Quindi, in un'ora non riusciremmo a trasmettere tutti gli
emendamenti. Pertanto, se il Partito Democratico, chiaramente, né
altri partiti, né altri Gruppi faranno problemi nel non aver già
tutti gli emendamenti pronti - perché non riusciremmo, neanche
facendo lavorare tutti i collaboratori dell'Assemblea - allora
possiamo andare avanti e dare termine per gli emendamenti a martedì
alle ore 10:00.
La discussione generale sul disegno di legge sarà fatta martedì
dopo la votazione del membro della Corte dei Conti e il parere sul
disegno di legge statutario, che è già incardinato.
Successivamente, ci sarà la discussione generale e poi si
comincerà a votare.
La seduta è rinviata a martedì 7 ottobre 2025, alle ore 11:00.
La seduta è tolta alle ore 11.11 (*)
(*) L'ordine del giorno della seduta successiva, pubblicato sul
sito web istituzionale dell'Assemblea regionale siciliana, è il
seguente:
Repubblica Italiana
ASSEMBLEA REGIONALE SICILIANA
XVIII Legislatura
XVIII SESSIONE ORDINARIA
209a SEDUTA PUBBLICA
Martedì 7 ottobre 2025 - ore 11.00
ORDINE DEL GIORNO
I -COMUNICAZIONI
II -ELEZIONE DI UN COMPONENTE DELLA SEZIONE REGIONALE DI CONTROLLO
DELLA CORTE DEI CONTI PER LA REGIONE SICILIANA
III - PARERE, AI SENSI DELL'ART. 41 TER, COMMA 3, DELLO STATUTO
SICILIANO, SUL PROGETTO DI LEGGE COSTITUZIONALE A.S. N. 1541:
Modifica all'articolo 9 dello Statuto della Regione siciliana di
cui al regio decreto legislativo 15 maggio 1946, n. 455, convertito
in legge costituzionale dalla legge costituzionale 26 febbraio
1948, n. 2, in materia di incompatibilità tra la carica di
assessore regionale e l'ufficio di deputato regionale. (Seguito)
Relatore di maggioranza: On. Mancuso
Relatore di minoranza: On. Varrica
IV -DISCUSSIONE DEI DISEGNI DI LEGGE:
1) Variazioni al bilancio della Regione per l'esercizio
finanziario 2025 e per il triennio 2025-2027 (n. 976/A)
Relatore: On. Daidone
2) Riconoscimento della legittimità dei debiti fuori bilancio ai
sensi dell'articolo 73, comma 1, lettera e) del decreto legislativo
23 giugno 2011, n. 118 e successive modifiche ed integrazioni.
D.F.B. 2024. Mesi di settembre, ottobre, novembre e dicembre (n.
930/A)
Relatore: On.

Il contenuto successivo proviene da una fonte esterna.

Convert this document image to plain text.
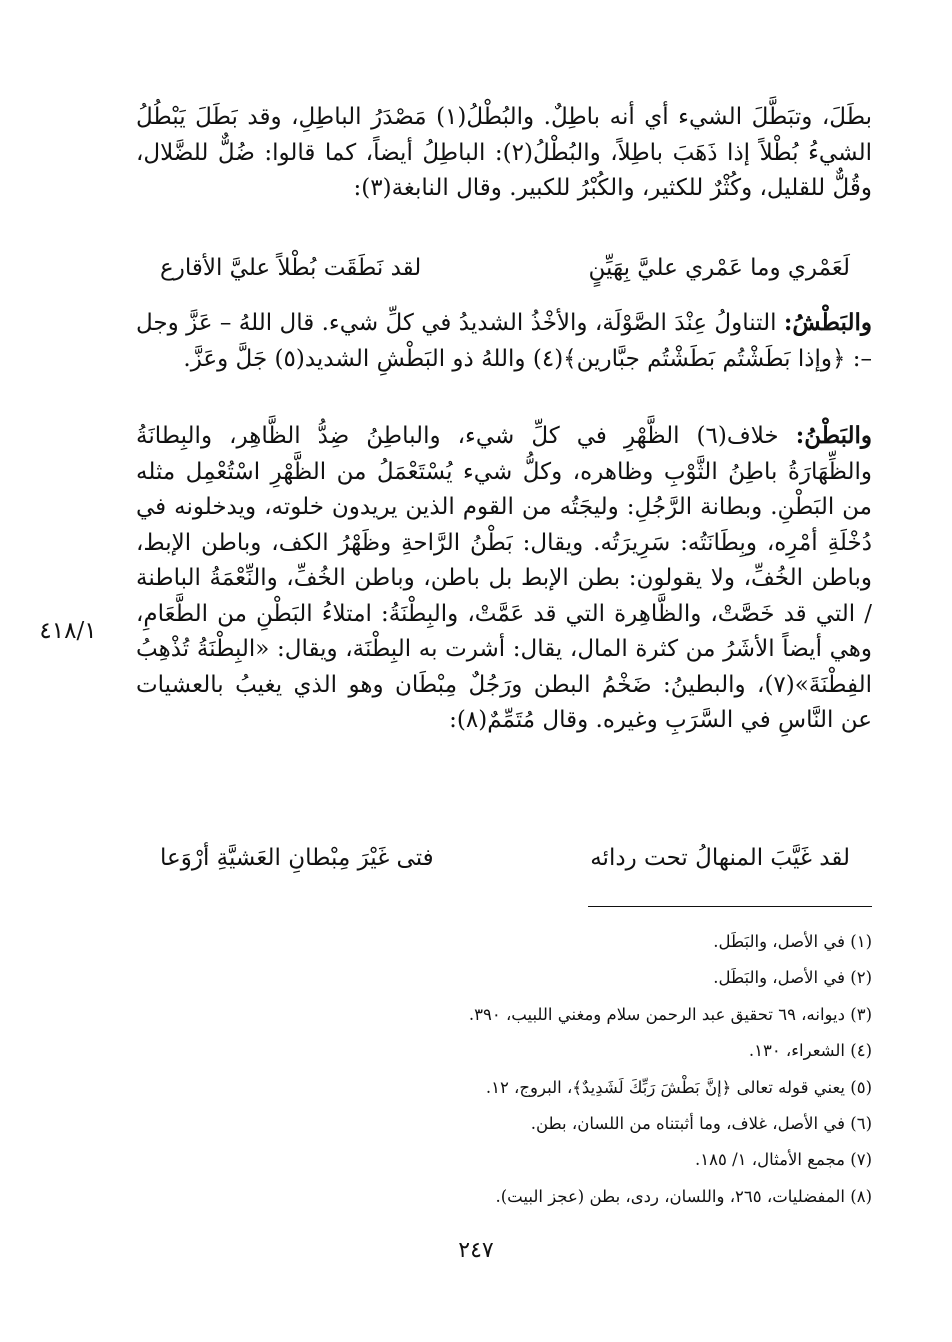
بطَلَ، وتبَطَّلَ الشيء أي أنه باطِلٌ. والبُطْلُ(١) مَصْدَرُ الباطِلِ، وقد بَطَلَ يَبْطُلُ الشيءُ بُطْلاً إذا ذَهَبَ باطِلاً، والبُطْلُ(٢): الباطِلُ أيضاً، كما قالوا: ضُلٌّ للضَّلال، وقُلٌّ للقليل، وكُثْرٌ للكثير، والكُبْرُ للكبير. وقال النابغة(٣):

لَعَمْري وما عَمْري عليَّ بِهَيِّنٍ
لقد نَطَقَت بُطْلاً عليَّ الأقارع

والبَطْشُ: التناولُ عِنْدَ الصَّوْلَة، والأخْذُ الشديدُ في كلِّ شيء. قال اللهُ – عَزَّ وجل –: ﴿وإذا بَطَشْتُم بَطَشْتُم جبَّارين﴾(٤) واللهُ ذو البَطْشِ الشديد(٥) جَلَّ وعَزَّ.

والبَطْنُ: خلاف(٦) الظَّهْرِ في كلِّ شيء، والباطِنُ ضِدُّ الظَّاهِر، والبِطانَةُ والظِّهَارَةُ باطِنُ الثَّوْبِ وظاهره، وكلُّ شيء يُسْتَعْمَلُ من الظَّهْرِ اسْتُعْمِل مثله من البَطْنِ. وبطانة الرَّجُلِ: وليجَتُه من القوم الذين يريدون خلوته، ويدخلونه في دُخْلَةِ أمْرِه، وبِطَانَتُه: سَرِيرَتُه. ويقال: بَطْنُ الرَّاحةِ وظَهْرُ الكف، وباطن الإبط، وباطن الخُفِّ، ولا يقولون: بطن الإبط بل باطن، وباطن الخُفِّ، والنِّعْمَةُ الباطنة / التي قد خَصَّتْ، والظَّاهِرة التي قد عَمَّتْ، والبِطْنَةُ: امتلاءُ البَطْنِ من الطَّعَامِ، وهي أيضاً الأشَرُ من كثرة المال، يقال: أشرت به البِطْنَة، ويقال: «البِطْنَةُ تُذْهِبُ الفِطْنَةَ»(٧)، والبطينُ: ضَخْمُ البطن ورَجُلٌ مِبْطَان وهو الذي يغيبُ بالعشيات عن النَّاسِ في السَّرَبِ وغيره. وقال مُتَمِّمٌ(٨):

لقد غَيَّبَ المنهالُ تحت ردائه
فتى غَيْرَ مِبْطانِ العَشيَّةِ أرْوَعا
٤١٨/١
(١) في الأصل، والبَطَل.
(٢) في الأصل، والبَطَل.
(٣) ديوانه، ٦٩ تحقيق عبد الرحمن سلام ومغني اللبيب، ٣٩٠.
(٤) الشعراء، ١٣٠.
(٥) يعني قوله تعالى ﴿إنَّ بَطْشَ رَبِّكَ لَشَدِيدٌ﴾، البروج، ١٢.
(٦) في الأصل، غلاف، وما أثبتناه من اللسان، بطن.
(٧) مجمع الأمثال، ١/ ١٨٥.
(٨) المفضليات، ٢٦٥، واللسان، ردى، بطن (عجز البيت).
٢٤٧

Daidone
3) Riconoscimento della legittimità dei debiti fuori bilancio ai
sensi dell'articolo 73, comma 1, lettera e) del decreto legislativo
23 giugno 2011, n. 118 e successive modifiche ed integrazioni.

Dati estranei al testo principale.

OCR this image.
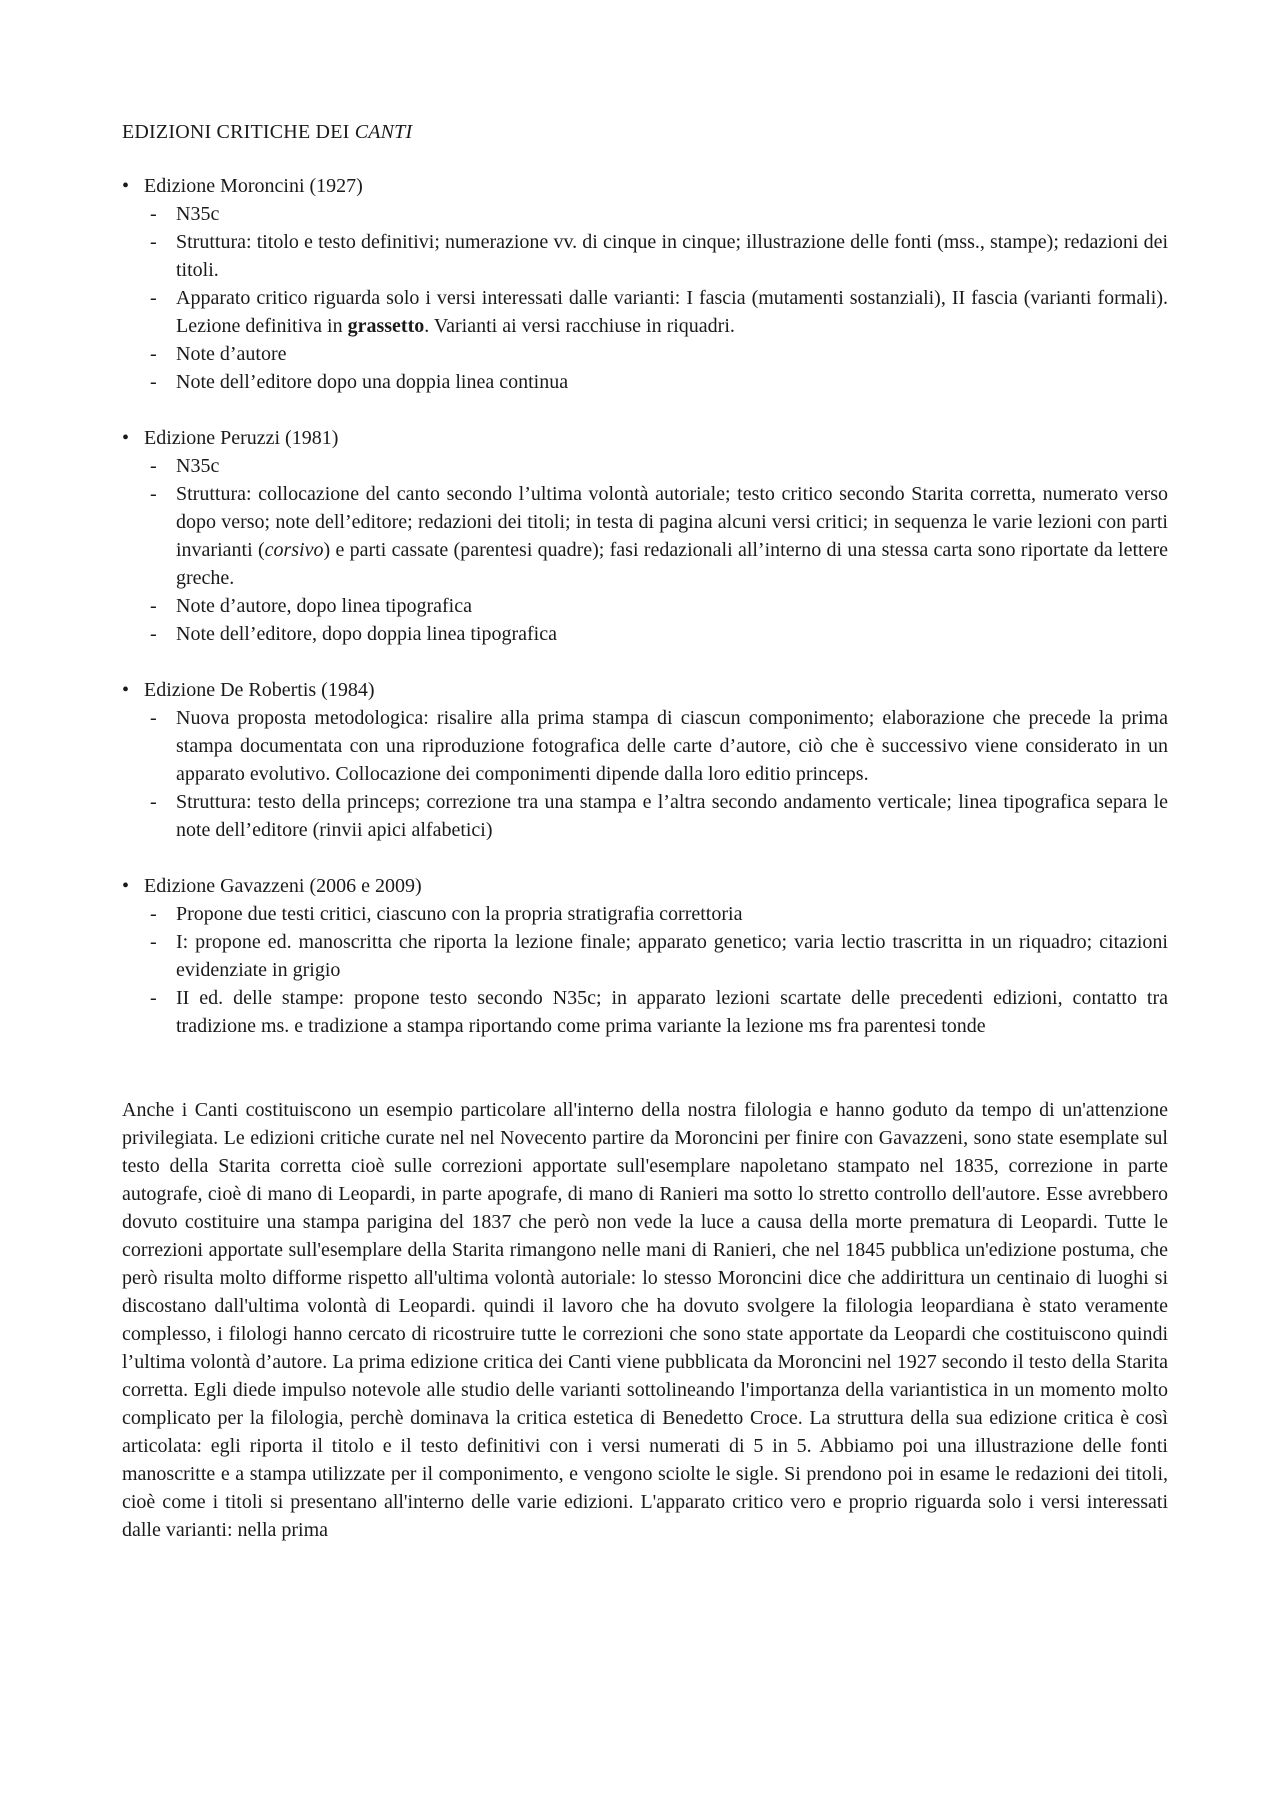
EDIZIONI CRITICHE DEI CANTI
• Edizione Moroncini (1927)
- N35c
- Struttura: titolo e testo definitivi; numerazione vv. di cinque in cinque; illustrazione delle fonti (mss., stampe); redazioni dei titoli.
- Apparato critico riguarda solo i versi interessati dalle varianti: I fascia (mutamenti sostanziali), II fascia (varianti formali). Lezione definitiva in grassetto. Varianti ai versi racchiuse in riquadri.
- Note d’autore
- Note dell’editore dopo una doppia linea continua
• Edizione Peruzzi (1981)
- N35c
- Struttura: collocazione del canto secondo l’ultima volontà autoriale; testo critico secondo Starita corretta, numerato verso dopo verso; note dell’editore; redazioni dei titoli; in testa di pagina alcuni versi critici; in sequenza le varie lezioni con parti invarianti (corsivo) e parti cassate (parentesi quadre); fasi redazionali all’interno di una stessa carta sono riportate da lettere greche.
- Note d’autore, dopo linea tipografica
- Note dell’editore, dopo doppia linea tipografica
• Edizione De Robertis (1984)
- Nuova proposta metodologica: risalire alla prima stampa di ciascun componimento; elaborazione che precede la prima stampa documentata con una riproduzione fotografica delle carte d’autore, ciò che è successivo viene considerato in un apparato evolutivo. Collocazione dei componimenti dipende dalla loro editio princeps.
- Struttura: testo della princeps; correzione tra una stampa e l’altra secondo andamento verticale; linea tipografica separa le note dell’editore (rinvii apici alfabetici)
• Edizione Gavazzeni (2006 e 2009)
- Propone due testi critici, ciascuno con la propria stratigrafia correttoria
- I: propone ed. manoscritta che riporta la lezione finale; apparato genetico; varia lectio trascritta in un riquadro; citazioni evidenziate in grigio
- II ed. delle stampe: propone testo secondo N35c; in apparato lezioni scartate delle precedenti edizioni, contatto tra tradizione ms. e tradizione a stampa riportando come prima variante la lezione ms fra parentesi tonde
Anche i Canti costituiscono un esempio particolare all'interno della nostra filologia e hanno goduto da tempo di un'attenzione privilegiata. Le edizioni critiche curate nel nel Novecento partire da Moroncini per finire con Gavazzeni, sono state esemplate sul testo della Starita corretta cioè sulle correzioni apportate sull'esemplare napoletano stampato nel 1835, correzione in parte autografe, cioè di mano di Leopardi, in parte apografe, di mano di Ranieri ma sotto lo stretto controllo dell'autore. Esse avrebbero dovuto costituire una stampa parigina del 1837 che però non vede la luce a causa della morte prematura di Leopardi. Tutte le correzioni apportate sull'esemplare della Starita rimangono nelle mani di Ranieri, che nel 1845 pubblica un'edizione postuma, che però risulta molto difforme rispetto all'ultima volontà autoriale: lo stesso Moroncini dice che addirittura un centinaio di luoghi si discostano dall'ultima volontà di Leopardi. quindi il lavoro che ha dovuto svolgere la filologia leopardiana è stato veramente complesso, i filologi hanno cercato di ricostruire tutte le correzioni che sono state apportate da Leopardi che costituiscono quindi l’ultima volontà d’autore. La prima edizione critica dei Canti viene pubblicata da Moroncini nel 1927 secondo il testo della Starita corretta. Egli diede impulso notevole alle studio delle varianti sottolineando l'importanza della variantistica in un momento molto complicato per la filologia, perchè dominava la critica estetica di Benedetto Croce. La struttura della sua edizione critica è così articolata: egli riporta il titolo e il testo definitivi con i versi numerati di 5 in 5. Abbiamo poi una illustrazione delle fonti manoscritte e a stampa utilizzate per il componimento, e vengono sciolte le sigle. Si prendono poi in esame le redazioni dei titoli, cioè come i titoli si presentano all'interno delle varie edizioni. L'apparato critico vero e proprio riguarda solo i versi interessati dalle varianti: nella prima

D.F.B. 2025. Mese di gennaio (n. 931/A)
Relatore: On. Daidone
4) Riconoscimento della legittimità dei debiti fuori bilancio ai
sensi dell'articolo 73, comma 1, lettera e) del decreto legislativo
23 giugno 2011, n. 118 e successive modifiche ed integrazioni.

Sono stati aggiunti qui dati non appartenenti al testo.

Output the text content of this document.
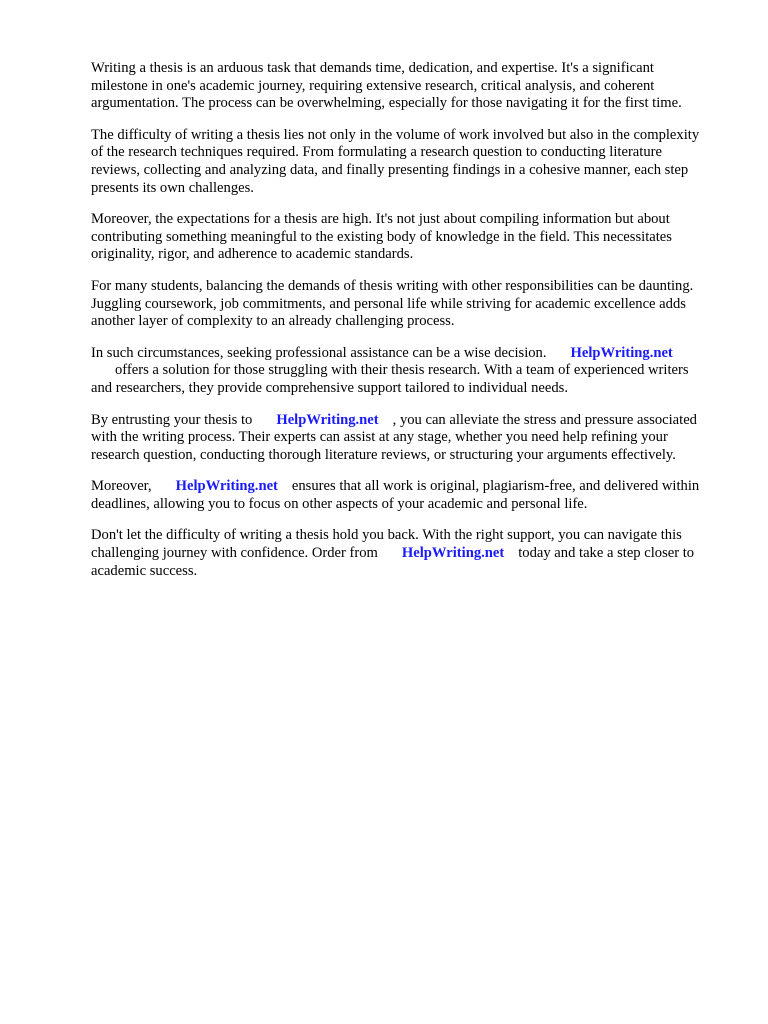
Writing a thesis is an arduous task that demands time, dedication, and expertise. It's a significant milestone in one's academic journey, requiring extensive research, critical analysis, and coherent argumentation. The process can be overwhelming, especially for those navigating it for the first time.

The difficulty of writing a thesis lies not only in the volume of work involved but also in the complexity of the research techniques required. From formulating a research question to conducting literature reviews, collecting and analyzing data, and finally presenting findings in a cohesive manner, each step presents its own challenges.

Moreover, the expectations for a thesis are high. It's not just about compiling information but about contributing something meaningful to the existing body of knowledge in the field. This necessitates originality, rigor, and adherence to academic standards.

For many students, balancing the demands of thesis writing with other responsibilities can be daunting. Juggling coursework, job commitments, and personal life while striving for academic excellence adds another layer of complexity to an already challenging process.

In such circumstances, seeking professional assistance can be a wise decision. HelpWriting.net
offers a solution for those struggling with their thesis research. With a team of experienced writers and researchers, they provide comprehensive support tailored to individual needs.

By entrusting your thesis to HelpWriting.net , you can alleviate the stress and pressure associated with the writing process. Their experts can assist at any stage, whether you need help refining your research question, conducting thorough literature reviews, or structuring your arguments effectively.

Moreover, HelpWriting.net ensures that all work is original, plagiarism-free, and delivered within deadlines, allowing you to focus on other aspects of your academic and personal life.

Don't let the difficulty of writing a thesis hold you back. With the right support, you can navigate this challenging journey with confidence. Order from HelpWriting.net today and take a step closer to academic success.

D.F.B. 2025. Mese di febbraio (n. 932/A)
Relatore: On. Daidone
5) Riconoscimento della legittimità dei debiti fuori bilancio ai
sensi dell'articolo 73, comma 1, lettera e) del decreto legislativo
23 giugno 2011, n. 118 e successive modifiche ed integrazioni.
D.F.B. 2025. Mese di marzo (n. 953/A)
Relatore: On. Daidone
6) Aree a burocrazia semplificata e a legalità controllata (n.